Аникин, внимательно следя за стрельбой в бинокль, ясно увидел, как судорожно встряхнули своими лапками несколько елочек.
– Нормально… – прокомментировал Андрей. – Теперь пошире возьми. Всю рощицу прошерсти.
– Есть прошерстить… – отозвался Баклин и тут же нажал на спусковой крючок. Пулемет протарахтел более протяжную фразу, грамотно легшую в аккурат вдоль сектора елок.
Заунывный хор ревущих минометов тут же оборвался. Как будто поперхнулся кто-то из ведущих солистов этого чертового хорового коллектива.
Тут же с того берега на пулемет танкиста обрушился целый рой пуль. Стрельбу, точно наперегонки, повели два ручных пулемета. Один вдруг возник на самом краю ельника, а второй перенес сюда свой огонь с правого фланга обороны штрафников, напротив которого находился на том берегу канала, укрывшись у корней двух одиноко стоявших невысоких, но массивных ив.
Очереди вражеских пулеметов, перехлестнувшиеся над левым флангом, заставили Аникина опять вжаться в землю.

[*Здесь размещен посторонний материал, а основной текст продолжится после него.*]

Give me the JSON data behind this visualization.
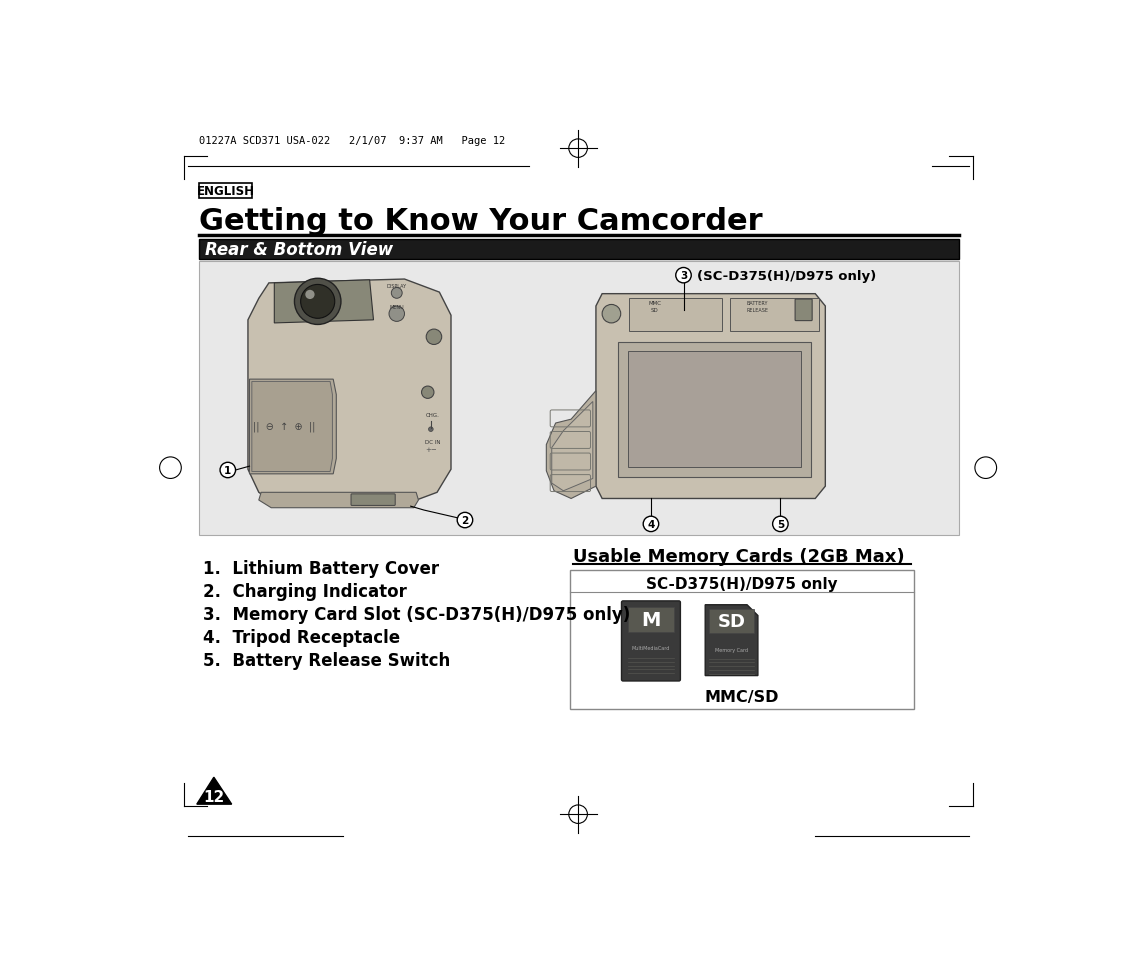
{
  "page_bg": "#ffffff",
  "header_text": "01227A SCD371 USA-022   2/1/07  9:37 AM   Page 12",
  "english_label": "ENGLISH",
  "title": "Getting to Know Your Camcorder",
  "section_header": "Rear & Bottom View",
  "section_header_bg": "#1a1a1a",
  "section_header_color": "#ffffff",
  "diagram_bg": "#e8e8e8",
  "items": [
    "1.  Lithium Battery Cover",
    "2.  Charging Indicator",
    "3.  Memory Card Slot (SC-D375(H)/D975 only)",
    "4.  Tripod Receptacle",
    "5.  Battery Release Switch"
  ],
  "usable_title": "Usable Memory Cards (2GB Max)",
  "box_header": "SC-D375(H)/D975 only",
  "box_label": "MMC/SD",
  "page_number": "12"
}
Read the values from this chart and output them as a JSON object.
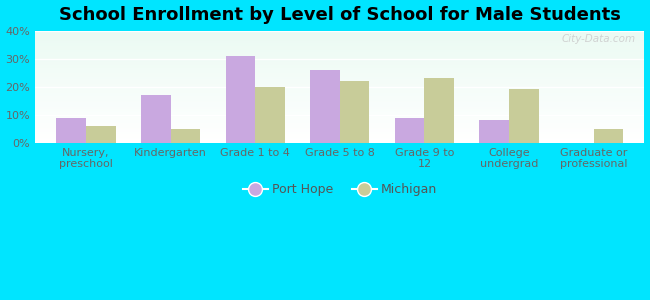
{
  "title": "School Enrollment by Level of School for Male Students",
  "categories": [
    "Nursery,\npreschool",
    "Kindergarten",
    "Grade 1 to 4",
    "Grade 5 to 8",
    "Grade 9 to\n12",
    "College\nundergrad",
    "Graduate or\nprofessional"
  ],
  "port_hope": [
    9,
    17,
    31,
    26,
    9,
    8,
    0
  ],
  "michigan": [
    6,
    5,
    20,
    22,
    23,
    19,
    5
  ],
  "port_hope_color": "#c9a8e0",
  "michigan_color": "#c8cc99",
  "background_outer": "#00e5ff",
  "background_inner_top": "#f0faf0",
  "background_inner_bottom": "#cceedd",
  "ylim": [
    0,
    40
  ],
  "yticks": [
    0,
    10,
    20,
    30,
    40
  ],
  "ytick_labels": [
    "0%",
    "10%",
    "20%",
    "30%",
    "40%"
  ],
  "legend_labels": [
    "Port Hope",
    "Michigan"
  ],
  "title_fontsize": 13,
  "tick_fontsize": 8,
  "legend_fontsize": 9,
  "bar_width": 0.35,
  "watermark": "City-Data.com"
}
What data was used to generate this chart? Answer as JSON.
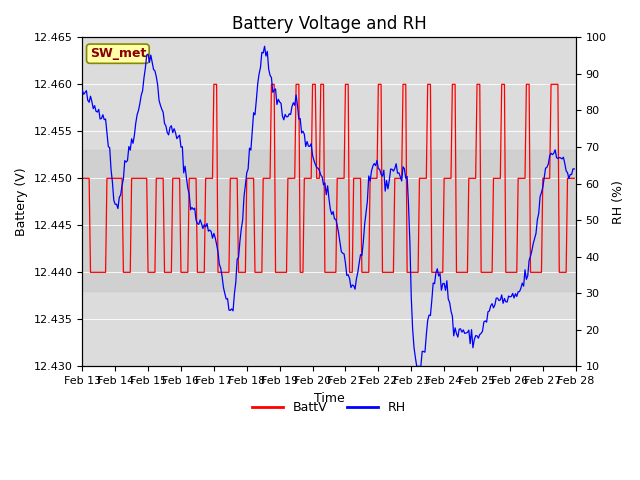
{
  "title": "Battery Voltage and RH",
  "xlabel": "Time",
  "ylabel_left": "Battery (V)",
  "ylabel_right": "RH (%)",
  "ylim_left": [
    12.43,
    12.465
  ],
  "ylim_right": [
    10,
    100
  ],
  "yticks_left": [
    12.43,
    12.435,
    12.44,
    12.445,
    12.45,
    12.455,
    12.46,
    12.465
  ],
  "yticks_right": [
    10,
    20,
    30,
    40,
    50,
    60,
    70,
    80,
    90,
    100
  ],
  "station_label": "SW_met",
  "background_color": "#ffffff",
  "plot_bg_color": "#dcdcdc",
  "title_fontsize": 12,
  "axis_fontsize": 9,
  "tick_fontsize": 8,
  "legend_fontsize": 9,
  "gray_band_low": 12.438,
  "gray_band_high": 12.453
}
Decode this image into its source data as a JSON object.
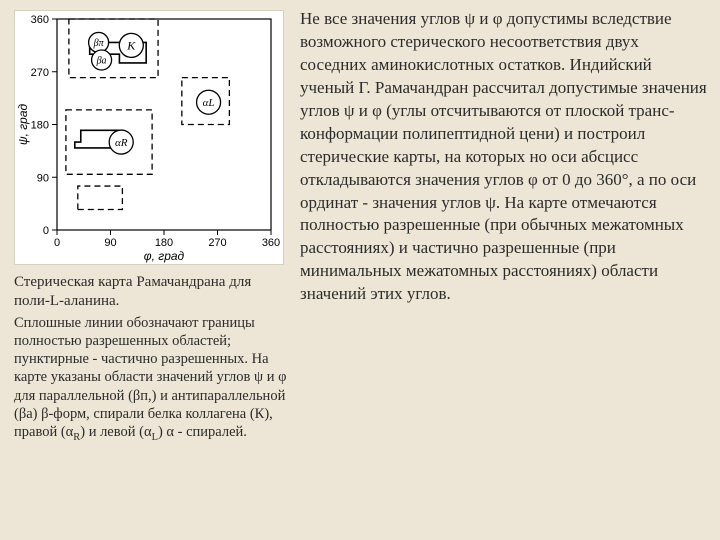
{
  "figure": {
    "type": "scatter-region-map",
    "background_color": "#ffffff",
    "axis": {
      "xlabel": "φ, град",
      "ylabel": "ψ, град",
      "xlim": [
        0,
        360
      ],
      "ylim": [
        0,
        360
      ],
      "xticks": [
        0,
        90,
        180,
        270,
        360
      ],
      "yticks": [
        0,
        90,
        180,
        270,
        360
      ],
      "tick_fontsize": 11,
      "label_fontsize": 12,
      "line_color": "#000000"
    },
    "regions_solid": [
      {
        "points": [
          [
            55,
            300
          ],
          [
            105,
            300
          ],
          [
            105,
            285
          ],
          [
            150,
            285
          ],
          [
            150,
            320
          ],
          [
            55,
            320
          ]
        ]
      },
      {
        "points": [
          [
            30,
            140
          ],
          [
            110,
            140
          ],
          [
            110,
            170
          ],
          [
            40,
            170
          ],
          [
            40,
            150
          ],
          [
            30,
            150
          ]
        ]
      }
    ],
    "regions_dashed": [
      {
        "points": [
          [
            20,
            360
          ],
          [
            170,
            360
          ],
          [
            170,
            260
          ],
          [
            20,
            260
          ]
        ]
      },
      {
        "points": [
          [
            15,
            205
          ],
          [
            160,
            205
          ],
          [
            160,
            95
          ],
          [
            15,
            95
          ]
        ]
      },
      {
        "points": [
          [
            210,
            260
          ],
          [
            290,
            260
          ],
          [
            290,
            180
          ],
          [
            210,
            180
          ]
        ]
      },
      {
        "points": [
          [
            35,
            35
          ],
          [
            110,
            35
          ],
          [
            110,
            75
          ],
          [
            35,
            75
          ]
        ]
      }
    ],
    "markers": [
      {
        "label": "βπ",
        "x": 70,
        "y": 320,
        "r": 10,
        "fill": "#ffffff",
        "stroke": "#000000",
        "fontsize": 10
      },
      {
        "label": "βa",
        "x": 75,
        "y": 290,
        "r": 10,
        "fill": "#ffffff",
        "stroke": "#000000",
        "fontsize": 10
      },
      {
        "label": "K",
        "x": 125,
        "y": 315,
        "r": 12,
        "fill": "#ffffff",
        "stroke": "#000000",
        "fontsize": 12
      },
      {
        "label": "αL",
        "x": 255,
        "y": 218,
        "r": 12,
        "fill": "#ffffff",
        "stroke": "#000000",
        "fontsize": 11
      },
      {
        "label": "αR",
        "x": 108,
        "y": 150,
        "r": 12,
        "fill": "#ffffff",
        "stroke": "#000000",
        "fontsize": 11
      }
    ],
    "dash_pattern": "6,4",
    "stroke_width_solid": 1.6,
    "stroke_width_dashed": 1.3
  },
  "caption": "Стерическая карта Рамачандрана для поли-L-аланина.",
  "legend_html": "Сплошные линии обозначают границы полностью разрешенных областей; пунктирные - частично разрешенных. На карте указаны области значений углов ψ и φ  для параллельной (βп,) и антипараллельной (βa) β-форм, спирали белка коллагена (К), правой (α<span class=\"sub\">R</span>) и левой (α<span class=\"sub\">L</span>) α - спиралей.",
  "maintext": "Не все значения углов  ψ и φ допустимы вследствие возможного стерического несоответствия двух соседних  аминокислотных остатков. Индийский ученый Г. Рамачандран рассчитал допустимые значения углов ψ и φ (углы отсчитываются от плоской транс-конформации полипептидной цени) и построил стерические карты, на которых но оси абсцисс откладываются значения углов φ от 0 до 360°, а по оси ординат - значения углов ψ. На карте отмечаются полностью разрешенные (при обычных межатомных расстояниях) и частично разрешенные (при минимальных межатомных расстояниях) области значений этих углов."
}
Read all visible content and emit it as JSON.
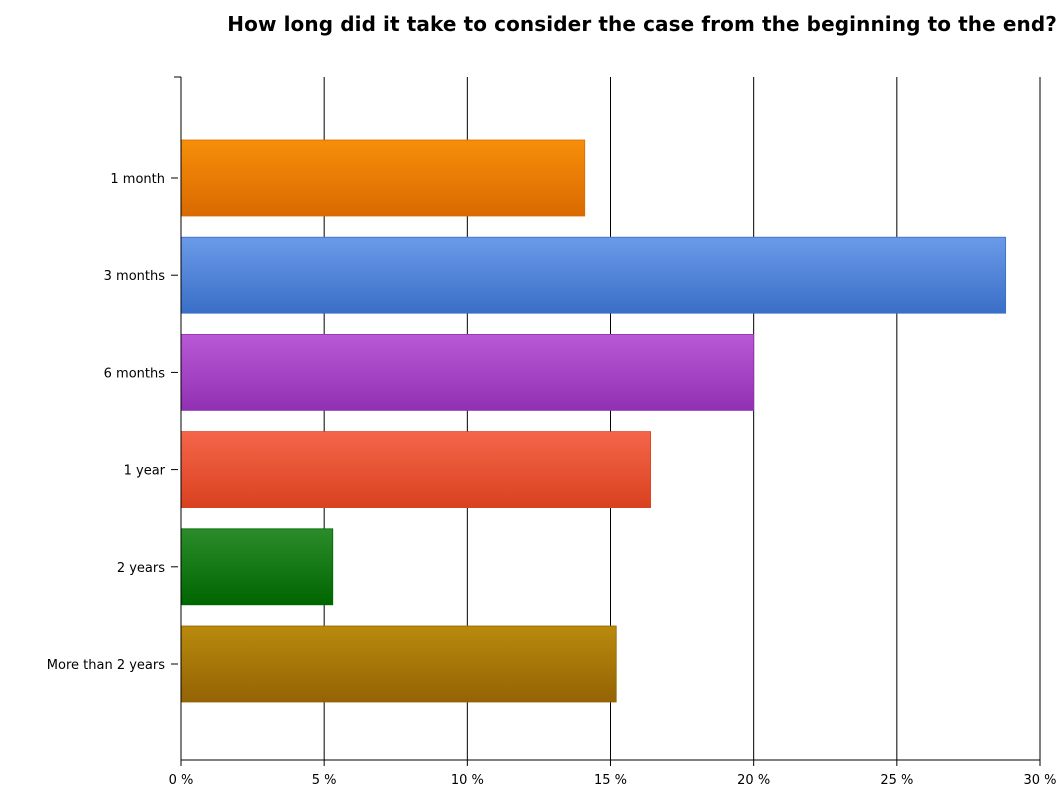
{
  "chart_data": {
    "type": "bar",
    "orientation": "horizontal",
    "title": "How long did it take to consider the case from the beginning to the end?",
    "categories": [
      "1 month",
      "3 months",
      "6 months",
      "1 year",
      "2 years",
      "More than 2 years"
    ],
    "values": [
      14.1,
      28.8,
      20.0,
      16.4,
      5.3,
      15.2
    ],
    "bar_colors": [
      [
        "#f78e0a",
        "#d96a00"
      ],
      [
        "#6b9ae8",
        "#3a6fc7"
      ],
      [
        "#b959d6",
        "#9230b3"
      ],
      [
        "#f5654a",
        "#d9421f"
      ],
      [
        "#2a8c2a",
        "#006600"
      ],
      [
        "#b98a0c",
        "#946305"
      ]
    ],
    "xlim": [
      0,
      30
    ],
    "xticks": [
      0,
      5,
      10,
      15,
      20,
      25,
      30
    ],
    "xtick_labels": [
      "0 %",
      "5 %",
      "10 %",
      "15 %",
      "20 %",
      "25 %",
      "30 %"
    ],
    "grid": true,
    "grid_axis": "x",
    "legend": "none",
    "xlabel": "",
    "ylabel": ""
  }
}
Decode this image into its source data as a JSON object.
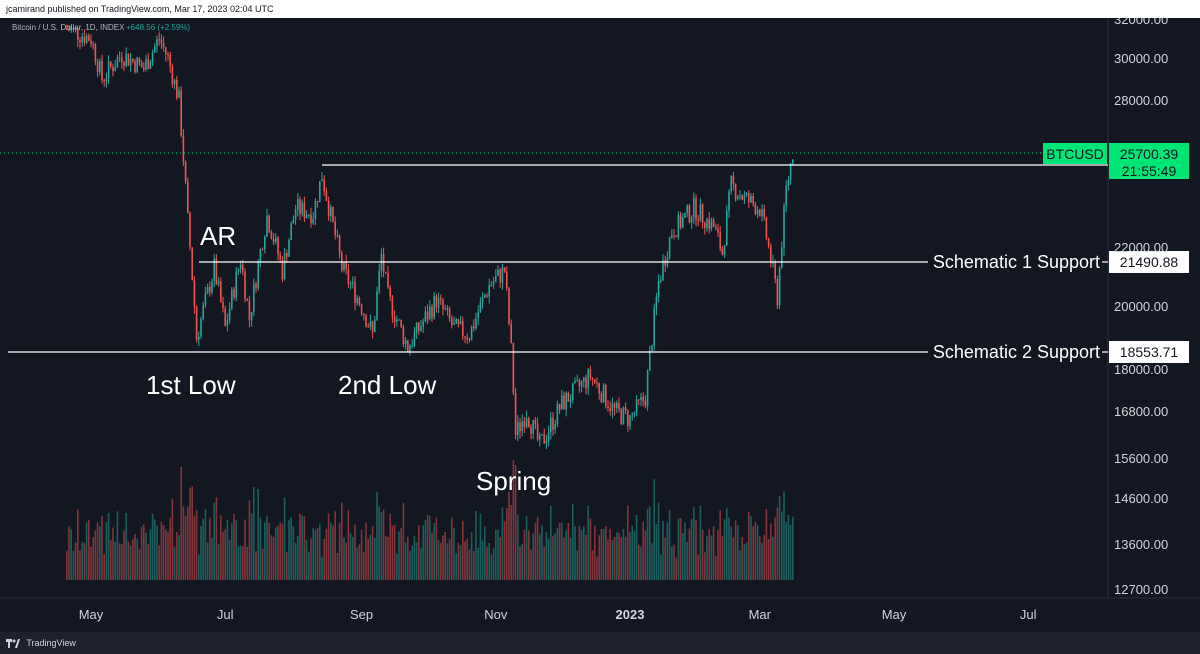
{
  "header": {
    "text": "jcamirand published on TradingView.com, Mar 17, 2023 02:04 UTC"
  },
  "footer": {
    "brand": "TradingView"
  },
  "legend": {
    "symbol": "Bitcoin / U.S. Dollar, 1D, INDEX",
    "change": "+648.56 (+2.59%)"
  },
  "colors": {
    "up": "#26a69a",
    "down": "#ef5350",
    "background": "#131722",
    "accent": "#00e676"
  },
  "chart_data": {
    "type": "candlestick",
    "title": "",
    "y_ticks": [
      32000,
      30000,
      28000,
      22000,
      20000,
      18000,
      16800,
      15600,
      14600,
      13600,
      12700
    ],
    "x_ticks": [
      "May",
      "Jul",
      "Sep",
      "Nov",
      "2023",
      "Mar",
      "May",
      "Jul"
    ],
    "price_line": {
      "label": "BTCUSD",
      "value": "25700.39",
      "countdown": "21:55:49"
    },
    "levels": [
      {
        "name": "",
        "value": 25179.4,
        "value_label": "25179.40"
      },
      {
        "name": "Schematic 1 Support",
        "value": 21490.88,
        "value_label": "21490.88"
      },
      {
        "name": "Schematic 2 Support",
        "value": 18553.71,
        "value_label": "18553.71"
      }
    ],
    "annotations": [
      "AR",
      "1st Low",
      "2nd Low",
      "Spring"
    ],
    "anchors": [
      {
        "date": "2022-04-20",
        "close": 31500
      },
      {
        "date": "2022-05-01",
        "close": 31000
      },
      {
        "date": "2022-05-06",
        "close": 29000
      },
      {
        "date": "2022-05-15",
        "close": 30200
      },
      {
        "date": "2022-05-25",
        "close": 29500
      },
      {
        "date": "2022-06-01",
        "close": 31000
      },
      {
        "date": "2022-06-05",
        "close": 30000
      },
      {
        "date": "2022-06-10",
        "close": 28000
      },
      {
        "date": "2022-06-14",
        "close": 23000
      },
      {
        "date": "2022-06-18",
        "close": 19000
      },
      {
        "date": "2022-06-26",
        "close": 21300
      },
      {
        "date": "2022-07-01",
        "close": 19300
      },
      {
        "date": "2022-07-08",
        "close": 21600
      },
      {
        "date": "2022-07-12",
        "close": 19600
      },
      {
        "date": "2022-07-20",
        "close": 23200
      },
      {
        "date": "2022-07-27",
        "close": 21200
      },
      {
        "date": "2022-08-02",
        "close": 23500
      },
      {
        "date": "2022-08-10",
        "close": 23300
      },
      {
        "date": "2022-08-14",
        "close": 24800
      },
      {
        "date": "2022-08-18",
        "close": 23200
      },
      {
        "date": "2022-08-23",
        "close": 21300
      },
      {
        "date": "2022-09-01",
        "close": 20000
      },
      {
        "date": "2022-09-06",
        "close": 19100
      },
      {
        "date": "2022-09-10",
        "close": 21700
      },
      {
        "date": "2022-09-13",
        "close": 20300
      },
      {
        "date": "2022-09-22",
        "close": 18700
      },
      {
        "date": "2022-10-05",
        "close": 20200
      },
      {
        "date": "2022-10-13",
        "close": 19300
      },
      {
        "date": "2022-10-20",
        "close": 19100
      },
      {
        "date": "2022-10-29",
        "close": 20700
      },
      {
        "date": "2022-11-05",
        "close": 21200
      },
      {
        "date": "2022-11-08",
        "close": 18600
      },
      {
        "date": "2022-11-10",
        "close": 16200
      },
      {
        "date": "2022-11-15",
        "close": 16800
      },
      {
        "date": "2022-11-21",
        "close": 15900
      },
      {
        "date": "2022-12-01",
        "close": 17000
      },
      {
        "date": "2022-12-14",
        "close": 17800
      },
      {
        "date": "2022-12-25",
        "close": 16800
      },
      {
        "date": "2023-01-01",
        "close": 16600
      },
      {
        "date": "2023-01-08",
        "close": 17200
      },
      {
        "date": "2023-01-14",
        "close": 20800
      },
      {
        "date": "2023-01-20",
        "close": 22600
      },
      {
        "date": "2023-01-30",
        "close": 23500
      },
      {
        "date": "2023-02-08",
        "close": 22800
      },
      {
        "date": "2023-02-12",
        "close": 21800
      },
      {
        "date": "2023-02-16",
        "close": 24400
      },
      {
        "date": "2023-02-22",
        "close": 23900
      },
      {
        "date": "2023-03-01",
        "close": 23500
      },
      {
        "date": "2023-03-04",
        "close": 22400
      },
      {
        "date": "2023-03-09",
        "close": 20300
      },
      {
        "date": "2023-03-13",
        "close": 24200
      },
      {
        "date": "2023-03-16",
        "close": 25700
      }
    ]
  }
}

Поначалу размахнувшись широко, тут же свинцовые «мертвые» петли стали затягиваться все ближе и ближе к Баклину. Очереди со свистом свивались и разматывались, то и дело вгрызаясь в стылую землю, набрякшую ледяной сыростью. Фонтанчики грязи вскипали возле самых локтей и окоченевших ладоней.
– Слышь, Баклин… – окликнул танкиста Аникин. – Держи вот…
Он, не поднимая головы, кинул в сторону пулеметчика планшет.
– Подложи под «дегтяря»… А шлем надень обратно на голову… Христа ради… А то твой бритый купол так сияет, что – полная демаскировка, к чертовой матери… За километр видать…
– Есть – замаскировать купол, товарищ командир… – усмехнувшись, произнес танкист и тут же, подобрав планшет, ловко произвел замену и натянул шлем обратно на голову.
– Давай… теперь быстро дрейфуем вправо… – приказал Аникин. – А то мы тут уже вконец засветились. У нас, вишь, к елочкам, будь они неладны, теперь еще ивушки добавились…
Прежде чем отползти назад, Баклин умудрился еще коротенько, но звучно ответить одному из вражеских пулеметов – тому, что угнездился на самом краю ельника.
– Черт… – выругался танкист, пока они переползали. – И где обещанная огневая поддержка?.. Где наши «саушки»? Нас тут минометами в пух и прах разметают…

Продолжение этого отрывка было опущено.